[LAU] Working MADI interfaces for Linux? Was Motu M64 Madi interface (not) class compliant?
nando at ccrma.Stanford.EDU
Fri Apr 30 20:37:14 CEST 2021
On 3/15/21 9:37 AM, Fernando Lopez-Lezcano wrote:
> Motu's original firmware for the AVB interfaces was upgraded early on to
> be able to do up to 64 channels on usb2 (which I have been using
> extensively). It was latter downgraded to just 24. I started a ticket
> and was told that they were having (unspecified) problems with it.
> There is a hack that makes it possible to connect the linux usb driver
> to the proprietary usb endpoints of the audio interface and thus run at
> up to 64 channels (for 44.1/48KHz sampling rate, of course). This
> involves kernel patches and also manually switching the interface to the
> proprietary mode through an hhtp/json command (otherwise it just uses
> the class compliant endpoints[*] after you plug it in). This very long
> thread has information about this:
< just for the record, latest update >
I am using one of the solutions in that thread successfully (so far :-),
see pages 40/41 for the latest.

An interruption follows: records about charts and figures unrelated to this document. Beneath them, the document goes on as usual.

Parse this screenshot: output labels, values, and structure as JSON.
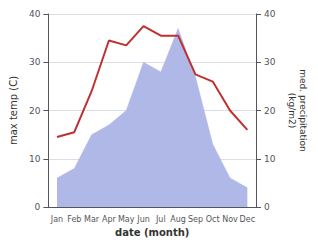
{
  "chart_data": {
    "type": "line",
    "xlabel": "date (month)",
    "ylabel": "max temp (C)",
    "y2label": "med. precipitation\n(kg/m2)",
    "categories": [
      "Jan",
      "Feb",
      "Mar",
      "Apr",
      "May",
      "Jun",
      "Jul",
      "Aug",
      "Sep",
      "Oct",
      "Nov",
      "Dec"
    ],
    "series": [
      {
        "type": "area",
        "color": "#b0b8e8",
        "axis": "y2",
        "values": [
          6,
          8,
          15,
          17,
          20,
          30,
          28,
          37,
          27,
          13,
          6,
          4
        ]
      },
      {
        "type": "line",
        "color": "#c03030",
        "values": [
          14.5,
          15.5,
          24.0,
          34.5,
          33.5,
          37.5,
          35.5,
          35.5,
          27.5,
          26.0,
          20.0,
          16.0
        ]
      }
    ],
    "ylim": [
      0,
      40
    ],
    "yticks": [
      0,
      10,
      20,
      30,
      40
    ],
    "y2lim": [
      0,
      40
    ],
    "y2ticks": [
      0,
      10,
      20,
      30,
      40
    ],
    "grid": true
  }
}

Running in an 8M with the latest firmware.
"Drumfix"s modified ua101 driver with matched kernel patches and
blacklisting (as outlined in the thread) seems to work just fine in
proprietary mode (64 channels at 48KHz sampling rate). No channel
hopping or buzzing high frequency artifacts.
A caveat: this solution does NOT really work if the kernel is a realtime
preemption kernel (patched with the RT patch and configured with
CONFIG_PREEMPT_RT). Well, it works but the video performance is really
bad in my system, choppy with periodic long lags (~> 0.5 sec) in the
GUI. This is apparently due to the many context switches happening in
the RT kernel because of the high rate of interrupts.
It DOES work fine in a "normal" kernel configured with CONFIG_PREEMPT=y
(what drumfix advised), which is what I am currently using. I can run
jackd at 128x2 which is not bad (with a few xruns if I switch desktops
and all that, otherwise fine).
> [*] I imagine there is some initial handshake that tells the card that
> the motu driver is accessing it, and that is obviously missing in linux
That is indeed the case. The aforementioned solution still requires a
curl command to switch the motu to proprietary mode, but the recent root
hack has enabled someone to figure out the usb commands used to do that,
so this may be incorporated into the driver in the future.